La Clau
Lesbienne, grosse et féministe : Beth Ditto, de Gossip, secoue le rock

« Tout cela ne va pas durer, il n’y a qu’une Madonna, qu’un U2 ». C’est Beth Ditto, chanteuse de Gossip, qui parle. Le disco punk XXL n’est pas qu’une image facile à retenir.

Personnalité hors norme et phénomène dans tout l’Europe, la nouvelle icône rock électro a le triomphe modeste. Evidemment, elle n’a pas rempli le Stade Olympique de Barcelone comme Madonna en juillet dernier. Elle n’a pas non plus attiré 80 000 personnes au Camp Nou comme l’a fait U2 fin juin. Pourtant c’est bien son passage avec son groupe Gossip au Razzmataz, LA salle en pointe de la scène underground barcelonaise, qui a marqué les esprits cet été dans la capitale catalane. Et pas franchement le grand show à l’américaine d’une Madonna fatiguée.

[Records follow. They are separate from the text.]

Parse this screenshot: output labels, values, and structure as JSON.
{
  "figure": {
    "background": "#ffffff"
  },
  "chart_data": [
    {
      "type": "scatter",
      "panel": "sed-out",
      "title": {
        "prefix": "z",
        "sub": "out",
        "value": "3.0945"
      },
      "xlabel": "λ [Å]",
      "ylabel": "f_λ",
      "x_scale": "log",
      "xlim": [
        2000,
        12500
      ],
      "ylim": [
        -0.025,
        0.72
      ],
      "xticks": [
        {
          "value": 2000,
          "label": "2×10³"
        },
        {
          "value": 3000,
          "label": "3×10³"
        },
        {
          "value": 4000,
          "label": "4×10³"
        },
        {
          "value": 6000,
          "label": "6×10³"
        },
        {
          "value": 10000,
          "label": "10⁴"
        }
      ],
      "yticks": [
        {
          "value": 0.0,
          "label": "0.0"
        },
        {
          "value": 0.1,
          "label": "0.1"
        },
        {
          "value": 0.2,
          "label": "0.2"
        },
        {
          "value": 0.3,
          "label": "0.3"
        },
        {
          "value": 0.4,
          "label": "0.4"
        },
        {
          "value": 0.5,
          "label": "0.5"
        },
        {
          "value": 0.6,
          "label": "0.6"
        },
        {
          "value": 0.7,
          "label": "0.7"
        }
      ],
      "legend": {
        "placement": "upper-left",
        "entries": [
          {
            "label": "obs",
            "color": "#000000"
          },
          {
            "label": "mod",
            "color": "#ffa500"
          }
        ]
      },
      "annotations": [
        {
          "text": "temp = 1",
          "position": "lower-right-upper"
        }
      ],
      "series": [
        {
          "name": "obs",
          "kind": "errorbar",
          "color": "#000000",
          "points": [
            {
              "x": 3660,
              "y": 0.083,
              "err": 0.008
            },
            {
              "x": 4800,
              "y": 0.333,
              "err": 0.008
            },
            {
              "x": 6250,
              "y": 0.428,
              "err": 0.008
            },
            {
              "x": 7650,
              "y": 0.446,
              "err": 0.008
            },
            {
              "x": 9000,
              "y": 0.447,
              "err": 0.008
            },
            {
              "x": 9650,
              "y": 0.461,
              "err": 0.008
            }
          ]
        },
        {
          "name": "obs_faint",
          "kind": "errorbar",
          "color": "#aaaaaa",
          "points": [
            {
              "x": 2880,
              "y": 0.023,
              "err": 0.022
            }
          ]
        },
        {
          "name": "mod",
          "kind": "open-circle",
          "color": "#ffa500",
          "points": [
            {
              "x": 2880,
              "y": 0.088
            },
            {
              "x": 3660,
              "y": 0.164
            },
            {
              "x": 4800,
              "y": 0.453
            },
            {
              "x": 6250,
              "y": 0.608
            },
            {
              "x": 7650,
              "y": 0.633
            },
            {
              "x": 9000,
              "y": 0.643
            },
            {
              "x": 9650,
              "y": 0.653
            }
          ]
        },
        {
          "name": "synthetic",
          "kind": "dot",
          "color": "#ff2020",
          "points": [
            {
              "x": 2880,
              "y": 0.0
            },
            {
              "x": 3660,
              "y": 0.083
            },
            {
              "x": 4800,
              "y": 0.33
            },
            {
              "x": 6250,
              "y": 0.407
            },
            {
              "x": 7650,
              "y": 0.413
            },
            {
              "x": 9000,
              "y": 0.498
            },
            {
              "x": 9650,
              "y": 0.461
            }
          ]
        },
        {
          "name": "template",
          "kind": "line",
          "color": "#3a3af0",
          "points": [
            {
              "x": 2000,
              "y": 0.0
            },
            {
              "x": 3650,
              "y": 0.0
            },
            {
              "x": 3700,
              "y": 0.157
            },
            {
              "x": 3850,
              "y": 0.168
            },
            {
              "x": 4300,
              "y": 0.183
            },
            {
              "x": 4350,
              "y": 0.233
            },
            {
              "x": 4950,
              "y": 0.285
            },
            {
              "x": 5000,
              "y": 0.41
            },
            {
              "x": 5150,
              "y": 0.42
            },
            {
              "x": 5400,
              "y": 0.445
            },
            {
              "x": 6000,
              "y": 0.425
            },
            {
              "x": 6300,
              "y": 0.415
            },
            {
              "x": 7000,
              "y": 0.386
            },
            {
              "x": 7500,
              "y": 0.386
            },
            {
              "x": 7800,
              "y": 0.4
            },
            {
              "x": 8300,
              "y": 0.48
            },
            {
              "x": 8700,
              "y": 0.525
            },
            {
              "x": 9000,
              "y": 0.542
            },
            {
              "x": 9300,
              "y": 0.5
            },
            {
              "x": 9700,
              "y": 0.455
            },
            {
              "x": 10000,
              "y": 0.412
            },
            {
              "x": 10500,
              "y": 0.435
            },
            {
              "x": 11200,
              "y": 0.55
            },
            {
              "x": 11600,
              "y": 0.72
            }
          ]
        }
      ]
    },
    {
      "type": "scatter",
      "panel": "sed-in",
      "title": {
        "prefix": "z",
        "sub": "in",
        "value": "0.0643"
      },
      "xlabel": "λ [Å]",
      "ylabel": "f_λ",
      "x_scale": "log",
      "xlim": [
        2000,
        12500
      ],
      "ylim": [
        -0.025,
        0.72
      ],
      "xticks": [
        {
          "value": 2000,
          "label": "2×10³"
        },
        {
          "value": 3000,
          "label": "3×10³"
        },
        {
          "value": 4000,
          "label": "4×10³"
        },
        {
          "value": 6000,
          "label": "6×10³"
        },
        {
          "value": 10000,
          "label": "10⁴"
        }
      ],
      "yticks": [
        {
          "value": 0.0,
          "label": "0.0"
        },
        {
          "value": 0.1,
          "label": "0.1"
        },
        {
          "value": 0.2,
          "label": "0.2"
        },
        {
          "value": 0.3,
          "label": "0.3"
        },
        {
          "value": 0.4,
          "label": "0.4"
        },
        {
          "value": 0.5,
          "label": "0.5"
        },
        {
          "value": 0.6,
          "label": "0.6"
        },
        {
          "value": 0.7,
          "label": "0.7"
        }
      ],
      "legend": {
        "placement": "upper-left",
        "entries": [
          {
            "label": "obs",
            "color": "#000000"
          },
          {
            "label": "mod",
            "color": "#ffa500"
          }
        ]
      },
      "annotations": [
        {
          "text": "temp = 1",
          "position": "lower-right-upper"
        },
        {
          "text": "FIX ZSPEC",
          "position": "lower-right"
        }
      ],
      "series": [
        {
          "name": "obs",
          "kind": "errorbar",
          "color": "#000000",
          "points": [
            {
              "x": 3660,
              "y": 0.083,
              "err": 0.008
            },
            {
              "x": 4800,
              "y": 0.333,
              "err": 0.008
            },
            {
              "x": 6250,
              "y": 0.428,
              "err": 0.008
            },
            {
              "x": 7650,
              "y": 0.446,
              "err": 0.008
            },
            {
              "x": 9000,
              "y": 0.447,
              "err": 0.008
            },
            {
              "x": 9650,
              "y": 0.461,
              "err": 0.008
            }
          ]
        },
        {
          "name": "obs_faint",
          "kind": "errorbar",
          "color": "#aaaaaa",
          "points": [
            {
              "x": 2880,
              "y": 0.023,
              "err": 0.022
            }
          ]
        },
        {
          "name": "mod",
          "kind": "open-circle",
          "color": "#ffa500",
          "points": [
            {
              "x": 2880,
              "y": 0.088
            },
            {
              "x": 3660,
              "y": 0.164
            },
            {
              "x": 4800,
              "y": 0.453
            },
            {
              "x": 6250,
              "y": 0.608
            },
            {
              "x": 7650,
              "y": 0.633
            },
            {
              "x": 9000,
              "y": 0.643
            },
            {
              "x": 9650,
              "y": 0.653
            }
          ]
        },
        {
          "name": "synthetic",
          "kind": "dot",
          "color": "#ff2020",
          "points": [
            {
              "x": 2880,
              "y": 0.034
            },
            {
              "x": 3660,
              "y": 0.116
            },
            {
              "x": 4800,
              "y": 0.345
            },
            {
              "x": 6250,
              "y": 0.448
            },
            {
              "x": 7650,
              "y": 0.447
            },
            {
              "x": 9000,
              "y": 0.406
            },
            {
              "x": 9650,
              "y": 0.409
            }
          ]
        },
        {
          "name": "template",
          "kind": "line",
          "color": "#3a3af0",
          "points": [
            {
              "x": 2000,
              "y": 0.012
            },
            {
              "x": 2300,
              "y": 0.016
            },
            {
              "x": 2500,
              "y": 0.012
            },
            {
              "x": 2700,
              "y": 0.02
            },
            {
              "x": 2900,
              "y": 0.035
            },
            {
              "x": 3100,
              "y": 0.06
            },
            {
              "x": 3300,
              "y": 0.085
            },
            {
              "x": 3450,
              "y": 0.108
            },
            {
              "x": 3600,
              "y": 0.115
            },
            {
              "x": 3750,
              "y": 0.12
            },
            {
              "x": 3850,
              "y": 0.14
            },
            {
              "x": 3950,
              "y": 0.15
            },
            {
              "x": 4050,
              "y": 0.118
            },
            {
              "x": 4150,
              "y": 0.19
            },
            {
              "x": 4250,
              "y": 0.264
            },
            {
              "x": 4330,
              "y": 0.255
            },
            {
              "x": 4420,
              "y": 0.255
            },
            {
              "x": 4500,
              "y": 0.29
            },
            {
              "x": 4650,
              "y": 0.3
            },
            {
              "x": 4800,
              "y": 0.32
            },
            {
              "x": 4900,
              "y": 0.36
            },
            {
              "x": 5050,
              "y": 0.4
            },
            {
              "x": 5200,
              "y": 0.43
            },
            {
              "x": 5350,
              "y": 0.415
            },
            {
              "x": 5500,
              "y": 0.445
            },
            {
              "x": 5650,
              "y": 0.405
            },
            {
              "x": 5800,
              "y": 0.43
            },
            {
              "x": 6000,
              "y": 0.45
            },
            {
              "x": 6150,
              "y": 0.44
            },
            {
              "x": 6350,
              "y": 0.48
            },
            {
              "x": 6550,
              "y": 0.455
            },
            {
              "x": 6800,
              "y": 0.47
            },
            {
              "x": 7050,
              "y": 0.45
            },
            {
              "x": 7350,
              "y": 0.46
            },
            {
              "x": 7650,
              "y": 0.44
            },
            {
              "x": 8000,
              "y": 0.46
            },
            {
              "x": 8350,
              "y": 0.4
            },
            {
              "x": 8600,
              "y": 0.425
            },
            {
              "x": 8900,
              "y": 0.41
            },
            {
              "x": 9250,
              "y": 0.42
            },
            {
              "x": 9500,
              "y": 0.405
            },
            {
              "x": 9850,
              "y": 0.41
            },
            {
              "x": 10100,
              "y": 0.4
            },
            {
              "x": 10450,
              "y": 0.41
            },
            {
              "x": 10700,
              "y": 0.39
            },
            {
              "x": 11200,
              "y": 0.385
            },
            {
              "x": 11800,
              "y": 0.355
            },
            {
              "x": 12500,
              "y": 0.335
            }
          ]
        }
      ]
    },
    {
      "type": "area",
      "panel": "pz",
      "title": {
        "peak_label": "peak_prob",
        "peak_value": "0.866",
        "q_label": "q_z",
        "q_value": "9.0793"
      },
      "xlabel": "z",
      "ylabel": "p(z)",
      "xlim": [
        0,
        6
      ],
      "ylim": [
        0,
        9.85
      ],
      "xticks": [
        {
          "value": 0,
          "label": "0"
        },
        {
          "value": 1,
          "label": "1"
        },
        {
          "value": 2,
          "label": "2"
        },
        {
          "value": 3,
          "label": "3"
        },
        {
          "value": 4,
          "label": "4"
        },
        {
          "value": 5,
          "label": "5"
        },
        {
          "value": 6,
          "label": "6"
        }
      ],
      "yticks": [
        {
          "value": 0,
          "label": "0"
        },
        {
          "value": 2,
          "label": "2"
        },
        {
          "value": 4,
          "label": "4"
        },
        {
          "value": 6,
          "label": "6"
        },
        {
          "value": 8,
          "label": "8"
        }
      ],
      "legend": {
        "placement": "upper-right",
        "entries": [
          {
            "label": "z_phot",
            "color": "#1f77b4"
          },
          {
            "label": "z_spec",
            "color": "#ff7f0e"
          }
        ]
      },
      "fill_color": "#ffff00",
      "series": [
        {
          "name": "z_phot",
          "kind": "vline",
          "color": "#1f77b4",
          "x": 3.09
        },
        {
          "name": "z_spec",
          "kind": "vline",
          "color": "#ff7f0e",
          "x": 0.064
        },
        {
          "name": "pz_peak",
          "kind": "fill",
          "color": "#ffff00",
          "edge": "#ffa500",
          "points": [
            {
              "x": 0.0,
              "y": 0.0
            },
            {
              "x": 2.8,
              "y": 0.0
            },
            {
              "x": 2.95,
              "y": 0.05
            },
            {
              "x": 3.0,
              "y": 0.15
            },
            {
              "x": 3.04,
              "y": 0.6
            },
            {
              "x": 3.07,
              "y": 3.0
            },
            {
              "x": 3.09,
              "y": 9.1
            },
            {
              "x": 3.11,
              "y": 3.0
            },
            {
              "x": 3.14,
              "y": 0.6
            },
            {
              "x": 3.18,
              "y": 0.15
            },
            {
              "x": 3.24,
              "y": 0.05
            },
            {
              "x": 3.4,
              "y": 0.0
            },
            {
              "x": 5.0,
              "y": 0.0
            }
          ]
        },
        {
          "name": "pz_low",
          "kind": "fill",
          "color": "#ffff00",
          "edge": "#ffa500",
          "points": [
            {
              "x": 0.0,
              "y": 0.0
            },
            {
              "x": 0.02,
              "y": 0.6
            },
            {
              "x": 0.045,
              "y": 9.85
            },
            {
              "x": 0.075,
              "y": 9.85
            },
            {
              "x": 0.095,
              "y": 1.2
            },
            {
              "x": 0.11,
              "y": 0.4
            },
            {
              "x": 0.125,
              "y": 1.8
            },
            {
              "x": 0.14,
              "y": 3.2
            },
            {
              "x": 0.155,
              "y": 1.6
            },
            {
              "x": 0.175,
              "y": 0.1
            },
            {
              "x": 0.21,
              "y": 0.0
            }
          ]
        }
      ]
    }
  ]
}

Ce 13 juillet, des milliers de « modernos », les branchés de la capitale catalane, se pressent à l’entrée du Razz, usine désaffectée de l’ancien quartier industriel en pleine mutation, le Poble Nou. C’est un public au look soigné, rappelant la movida madrilène des années 1980 avec ses moustaches, ses chemises à carreaux et ses coiffures en forme de banane. Sur scène, Beth Ditto chante à en perdre haleine, comme si sa vie en dépendait. Elle enchaîne avec passion et révolte les morceaux du nouvel album de Gossip, « Music for men ». Il y a de l’énergie, de la chaleur mais aussi de l’émotion.

Cris et caresses vocales

Né en 1999 sur la côte Ouest des Etats Unis, à Olympia, une petite ville située à une heure de Portland, le trio Gossip a vraiment explosé en Europe en 2005 avec le tube générationnel « Standing in the way of control ». Porté par l’excentricité et la personnalité hors pair de Beth Dito, le groupe devient rapidement un phénomène dans toutes les grandes capitales européennes. Ancien groupe punk, Gossip mélange pèle mêle rock, funk, électro et disco. Si le dernier album « Standing in the way of control » sorti en 2006, semblait inachevé, de l’aveu même du groupe, « Music for men », sorti en juin 2009, est un véritable chef d’œuvre, aux accents rock et à l’énergie dancefloor. Un petit bijou tout droit sorti des années 1980. Enregistré dans le studio du légendaire producteur Rick Rubin (Beastie Boys, Red Hot Chili Peppers, Johnny Cash), l’album a été travaillé pendant 3 mois. Il dégage une énergie proche de celles des concerts du groupe. Dense, chaud, extrêmement puissant à l’image du single « Heavy Cross », Music for men est parfois un véritable brûlot musical à couper le souffle. On passe de l’énergique morceau « 8th wonder » à des titres où le groupe élargit ses influences, flirtant avec l’électronique (Pop goes the world) ou la pop (For Keeps ou 2012). La puissance vocale de Beth a été comparée à celles de légendes telles Janis Joplin, Aretha Franklin et Tina Turner, même si elle sonne de manière unique, entre cris et caresses.

Franche, révoltée et sexy, Beth Ditto est véritablement la figure emblématique et incontournable du groupe. Ultra féministe et grande gueule, la chanteuse assume avec plaisir ses presque 100 kilos. Inconnue aux Etats-Unis, star en Europe, elle n’a pas hésité à poser nue dans un magazine et se moque des codes. C’est le monde qui doit s’adapter à elle, pas l’inverse. Désignée par le prestigieux site web musical NME comme personnalité la plus cool de l’année 2008, Beth est devenu une icône de la mode.
Seul petit regret, l’absence de pause musicale dans Music for men. Il manque peut-être un morceau comme le mélancolique et sensuel « Coal To Diamonds » du précédent album. Cette fois-ci Beth Ditto n’était pas prête à ralentir le rythme. On ne s’en plaindra pas non plus.